Findings against third-party servers follow coordinated disclosure: maintainers receive 90 days from notification before public release, extended if a fix is in active development. Reporters using mcp-witness are expected to follow the same practice. The [disclosures/](disclosures/) directory documents every outgoing coordinated-disclosure communication, including channel-decision audit trails (e.g. when a public issue was the channel of last resort, when an intake automation deflected, when a follow-up was sent).

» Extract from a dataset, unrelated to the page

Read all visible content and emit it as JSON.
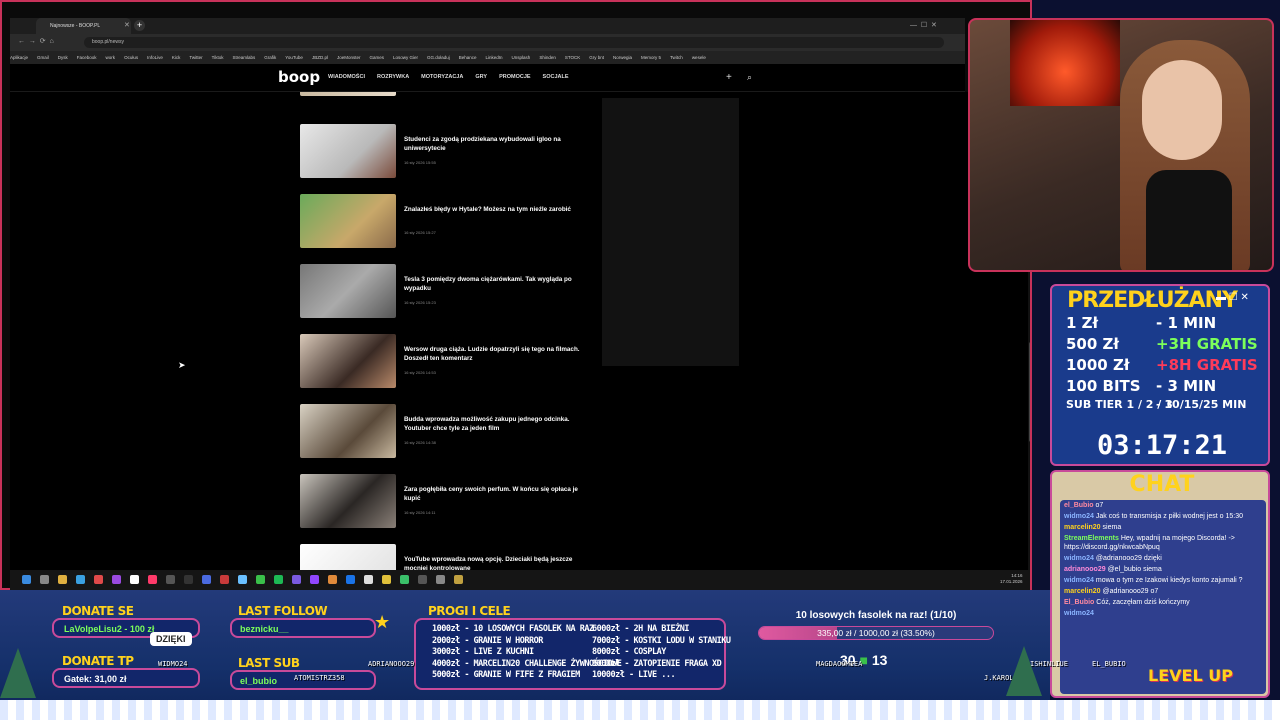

Policy + contact: [SECURITY.md](SECURITY.md).

## Contributing

Issue discussion and ruleset/scenario proposals are welcome. Highest-leverage places to contribute right now:

1. **Label more calibration targets.** The corpus needs more labeled servers for the classifier to grow beyond the current `stable` threshold. The workflow is press-button (`capture` → `scaffold-gt` → hand-label → `eval-calibration`). See [calibration/README.md](calibration/README.md).
2. **Propose new analyzer rules** following [docs/static-rules.md](docs/static-rules.md) §Rule lifecycle. Real-world evidence (from a captured server) is the bar for inclusion.
3. **Propose new dynamic scenarios** following [docs/scenario-schema.md](docs/scenario-schema.md). Same evidence bar.

## License

Apache 2.0 — see [LICENSE](LICENSE).